Many student loan borrowers are now stopping their monthly payments. The number of people doing this has increased a lot. More than a quarter of the 40 million federal student loan borrowers paused their payments in the third quarter of 2025. This is more than double compared to the same time in 2024.
Ways to Pause Your Payments
The U.S. Department of Education gives two main ways to stop payments: deferment and forbearance. Both options let you pause payments if you cannot pay. But they have different rules about interest and time limits.
Why Pausing Payments Can Help
Stopping your payments for some time can prevent bigger problems. If you miss payments, your credit score may drop. The government can also take your wages or tax refunds. Extra collection costs may also be added to your loan.
If you are struggling to pay, you should ask about these options. You can contact the Education Department or your loan servicer to apply.
Deferment May Stop Interest
The main difference between deferment and forbearance is interest. In deferment, some loans do not gain interest. If you have subsidized Direct Loans, the government often does not charge interest during deferment.
Here are some types of deferment:
Type of Deferment | Who Can Get It | Interest Charged? | Limit |
Rehabilitation Training | People in training or treatment | No (if subsidized loans) | Varies |
Cancer Treatment | Cancer patients in treatment | No (for all loan types) | During treatment |
Unemployment | People without a job | No (if subsidized loans) | 3 years |
Economic Hardship | Low income or public assistance | No (if subsidized loans) | 3 years |
The number of people in economic hardship deferment rose from 50,000 in 2024 to 100,000 in 2025.
Forbearance Can Be Expensive
Forbearance usually adds interest on all loans. This means your total debt can grow. On average, a borrower with $39,000 in debt at 6.7% interest can add about $219 each month in forbearance.

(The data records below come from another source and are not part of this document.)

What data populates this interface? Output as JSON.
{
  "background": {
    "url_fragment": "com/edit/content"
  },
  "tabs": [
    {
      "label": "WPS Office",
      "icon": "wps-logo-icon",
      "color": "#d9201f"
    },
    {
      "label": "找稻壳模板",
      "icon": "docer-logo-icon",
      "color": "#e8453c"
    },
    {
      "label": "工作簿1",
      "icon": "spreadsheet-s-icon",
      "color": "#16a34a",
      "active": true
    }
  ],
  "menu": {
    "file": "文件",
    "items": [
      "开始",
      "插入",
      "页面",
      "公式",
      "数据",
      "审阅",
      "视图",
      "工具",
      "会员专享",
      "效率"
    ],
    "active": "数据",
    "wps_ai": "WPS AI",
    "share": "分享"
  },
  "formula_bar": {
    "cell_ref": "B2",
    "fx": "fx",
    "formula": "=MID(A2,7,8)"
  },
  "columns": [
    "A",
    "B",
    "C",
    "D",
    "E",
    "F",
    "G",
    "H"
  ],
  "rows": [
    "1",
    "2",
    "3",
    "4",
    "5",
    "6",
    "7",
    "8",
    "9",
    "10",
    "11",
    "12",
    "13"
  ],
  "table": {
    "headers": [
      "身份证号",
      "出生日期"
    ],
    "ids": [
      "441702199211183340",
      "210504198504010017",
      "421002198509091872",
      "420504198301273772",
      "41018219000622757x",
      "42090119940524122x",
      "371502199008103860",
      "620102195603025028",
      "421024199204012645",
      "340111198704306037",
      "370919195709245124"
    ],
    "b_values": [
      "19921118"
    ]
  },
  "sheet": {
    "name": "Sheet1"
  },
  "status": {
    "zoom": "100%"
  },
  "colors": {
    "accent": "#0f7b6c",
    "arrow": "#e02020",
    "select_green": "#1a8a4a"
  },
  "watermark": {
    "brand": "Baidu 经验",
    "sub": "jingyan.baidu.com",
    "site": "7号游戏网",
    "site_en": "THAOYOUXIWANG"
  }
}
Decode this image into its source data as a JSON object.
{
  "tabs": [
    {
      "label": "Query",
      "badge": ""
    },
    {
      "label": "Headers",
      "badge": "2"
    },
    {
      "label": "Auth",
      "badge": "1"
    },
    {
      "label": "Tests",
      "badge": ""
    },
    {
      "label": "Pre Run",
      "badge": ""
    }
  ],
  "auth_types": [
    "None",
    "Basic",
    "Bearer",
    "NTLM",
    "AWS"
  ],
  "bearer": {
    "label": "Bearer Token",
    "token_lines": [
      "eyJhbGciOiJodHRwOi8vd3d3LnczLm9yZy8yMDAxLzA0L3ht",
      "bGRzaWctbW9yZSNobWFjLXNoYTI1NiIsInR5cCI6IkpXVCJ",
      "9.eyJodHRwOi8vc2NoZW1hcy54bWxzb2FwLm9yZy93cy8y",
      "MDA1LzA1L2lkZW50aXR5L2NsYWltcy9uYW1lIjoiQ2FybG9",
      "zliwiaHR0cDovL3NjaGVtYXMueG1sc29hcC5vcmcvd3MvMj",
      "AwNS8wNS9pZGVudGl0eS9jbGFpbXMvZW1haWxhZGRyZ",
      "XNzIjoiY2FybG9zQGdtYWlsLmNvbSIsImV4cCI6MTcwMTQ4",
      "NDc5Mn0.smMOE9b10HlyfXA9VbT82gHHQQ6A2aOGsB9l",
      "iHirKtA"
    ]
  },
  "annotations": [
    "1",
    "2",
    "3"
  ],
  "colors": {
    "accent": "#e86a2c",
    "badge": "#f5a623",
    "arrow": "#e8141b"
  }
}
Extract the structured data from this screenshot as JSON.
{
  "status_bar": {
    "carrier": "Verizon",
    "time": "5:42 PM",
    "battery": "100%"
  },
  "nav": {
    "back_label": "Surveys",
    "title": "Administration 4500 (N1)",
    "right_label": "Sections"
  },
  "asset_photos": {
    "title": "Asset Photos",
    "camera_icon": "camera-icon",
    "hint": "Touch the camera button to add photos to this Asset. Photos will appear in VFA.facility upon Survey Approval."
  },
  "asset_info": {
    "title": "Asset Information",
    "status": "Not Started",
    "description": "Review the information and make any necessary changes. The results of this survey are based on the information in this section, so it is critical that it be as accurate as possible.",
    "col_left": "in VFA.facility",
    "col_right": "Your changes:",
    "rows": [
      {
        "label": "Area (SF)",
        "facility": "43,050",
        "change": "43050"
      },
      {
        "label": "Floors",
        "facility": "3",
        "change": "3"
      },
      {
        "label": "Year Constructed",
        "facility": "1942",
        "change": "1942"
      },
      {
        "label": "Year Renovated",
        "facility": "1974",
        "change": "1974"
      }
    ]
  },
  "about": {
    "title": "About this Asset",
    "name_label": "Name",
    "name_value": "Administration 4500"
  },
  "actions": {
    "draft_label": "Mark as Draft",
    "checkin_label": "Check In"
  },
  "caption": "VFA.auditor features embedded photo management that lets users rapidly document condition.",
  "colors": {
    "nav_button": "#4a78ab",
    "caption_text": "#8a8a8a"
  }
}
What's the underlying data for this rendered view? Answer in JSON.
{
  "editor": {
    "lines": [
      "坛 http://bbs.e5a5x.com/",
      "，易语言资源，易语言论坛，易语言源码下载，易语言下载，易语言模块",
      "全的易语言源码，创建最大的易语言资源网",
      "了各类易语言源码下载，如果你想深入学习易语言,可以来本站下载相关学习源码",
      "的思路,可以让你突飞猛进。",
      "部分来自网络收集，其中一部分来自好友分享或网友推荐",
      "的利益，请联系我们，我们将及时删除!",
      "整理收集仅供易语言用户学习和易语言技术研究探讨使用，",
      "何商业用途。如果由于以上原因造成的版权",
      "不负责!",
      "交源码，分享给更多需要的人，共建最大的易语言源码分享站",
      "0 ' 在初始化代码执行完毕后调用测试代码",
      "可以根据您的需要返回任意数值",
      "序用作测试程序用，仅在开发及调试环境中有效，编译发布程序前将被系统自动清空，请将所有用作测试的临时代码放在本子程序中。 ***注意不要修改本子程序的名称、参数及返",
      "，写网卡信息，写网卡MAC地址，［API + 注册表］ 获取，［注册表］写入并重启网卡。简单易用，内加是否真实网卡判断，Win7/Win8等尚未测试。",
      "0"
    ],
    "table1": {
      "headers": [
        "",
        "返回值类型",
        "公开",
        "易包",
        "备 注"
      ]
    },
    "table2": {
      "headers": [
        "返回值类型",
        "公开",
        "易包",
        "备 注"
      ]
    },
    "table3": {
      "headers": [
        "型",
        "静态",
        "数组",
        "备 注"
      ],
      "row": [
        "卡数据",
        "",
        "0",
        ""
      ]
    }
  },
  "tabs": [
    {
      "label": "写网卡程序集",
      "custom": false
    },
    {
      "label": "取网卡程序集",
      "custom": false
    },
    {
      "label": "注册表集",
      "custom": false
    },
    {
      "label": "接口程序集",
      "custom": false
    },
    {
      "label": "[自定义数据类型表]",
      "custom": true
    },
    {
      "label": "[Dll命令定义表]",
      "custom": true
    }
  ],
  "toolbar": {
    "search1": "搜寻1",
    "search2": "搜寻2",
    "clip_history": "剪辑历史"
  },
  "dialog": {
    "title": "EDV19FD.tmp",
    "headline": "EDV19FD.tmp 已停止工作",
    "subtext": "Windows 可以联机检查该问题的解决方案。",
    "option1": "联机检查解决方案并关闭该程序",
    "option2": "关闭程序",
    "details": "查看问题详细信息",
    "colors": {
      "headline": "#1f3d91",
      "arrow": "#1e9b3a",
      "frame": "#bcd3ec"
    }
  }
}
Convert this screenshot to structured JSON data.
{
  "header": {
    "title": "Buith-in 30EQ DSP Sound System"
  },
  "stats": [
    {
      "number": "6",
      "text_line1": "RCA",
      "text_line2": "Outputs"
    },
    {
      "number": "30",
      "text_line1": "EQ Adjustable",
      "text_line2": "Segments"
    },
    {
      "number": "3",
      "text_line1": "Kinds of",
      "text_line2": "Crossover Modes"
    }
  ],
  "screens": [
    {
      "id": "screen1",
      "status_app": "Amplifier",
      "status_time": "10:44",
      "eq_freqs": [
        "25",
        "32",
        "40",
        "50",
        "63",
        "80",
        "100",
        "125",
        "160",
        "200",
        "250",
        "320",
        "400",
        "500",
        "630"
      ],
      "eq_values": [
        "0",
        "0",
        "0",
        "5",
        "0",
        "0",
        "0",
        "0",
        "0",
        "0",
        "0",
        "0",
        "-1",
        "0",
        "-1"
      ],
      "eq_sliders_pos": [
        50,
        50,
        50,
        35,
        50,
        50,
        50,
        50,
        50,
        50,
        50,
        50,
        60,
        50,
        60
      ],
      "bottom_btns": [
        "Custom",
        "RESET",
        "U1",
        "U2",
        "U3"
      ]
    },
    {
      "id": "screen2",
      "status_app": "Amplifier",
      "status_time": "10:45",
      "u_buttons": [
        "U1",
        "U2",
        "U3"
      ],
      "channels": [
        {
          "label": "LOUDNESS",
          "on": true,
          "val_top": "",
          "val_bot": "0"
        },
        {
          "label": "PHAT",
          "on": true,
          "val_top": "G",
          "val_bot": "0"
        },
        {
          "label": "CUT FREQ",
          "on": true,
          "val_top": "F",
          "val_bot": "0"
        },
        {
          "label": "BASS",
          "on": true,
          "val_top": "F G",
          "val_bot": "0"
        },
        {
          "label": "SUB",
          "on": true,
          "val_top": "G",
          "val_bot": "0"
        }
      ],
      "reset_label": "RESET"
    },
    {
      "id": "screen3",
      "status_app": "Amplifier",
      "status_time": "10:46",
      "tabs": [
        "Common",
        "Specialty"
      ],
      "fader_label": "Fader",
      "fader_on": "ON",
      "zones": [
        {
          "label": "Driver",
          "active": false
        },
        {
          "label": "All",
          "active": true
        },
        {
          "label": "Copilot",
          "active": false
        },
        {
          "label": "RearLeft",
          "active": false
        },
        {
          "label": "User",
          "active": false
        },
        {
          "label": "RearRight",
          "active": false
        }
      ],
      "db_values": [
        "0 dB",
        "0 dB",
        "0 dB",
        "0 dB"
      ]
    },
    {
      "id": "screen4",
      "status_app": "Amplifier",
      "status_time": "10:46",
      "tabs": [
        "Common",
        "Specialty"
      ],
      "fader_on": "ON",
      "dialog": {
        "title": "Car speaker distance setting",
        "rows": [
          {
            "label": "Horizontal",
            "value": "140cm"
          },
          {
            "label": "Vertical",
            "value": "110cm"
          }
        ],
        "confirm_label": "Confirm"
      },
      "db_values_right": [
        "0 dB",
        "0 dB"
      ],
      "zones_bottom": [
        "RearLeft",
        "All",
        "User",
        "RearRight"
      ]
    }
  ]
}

Forbearance can still be better than missing payments or defaulting. But it is not free. Right now, borrowers can use general forbearance for up to three years. From July 1, 2027, this limit will change to nine months every 24 months.
Not a Long-Term Solution
Deferment and forbearance are only short-term fixes. They do not remove debt. They only give you time.
A better way is to find a repayment plan you can afford. Income-driven repayment (IDR) plans can make your monthly bill very low, even $0 in some cases. IDR also counts toward loan forgiveness. Pausing payments for too long delays that progress.
FAQs
How long can I pause payments?
Usually up to three years, but rules may change in 2027.
Does deferment always stop interest?
No, only some loans like subsidized loans.
Is forbearance bad?
It adds interest, but better than default.
Can I still get forgiveness if I pause?
Yes, but pausing may slow progress.
Who should I contact to pause payments?
Your loan servicer or the Education Department.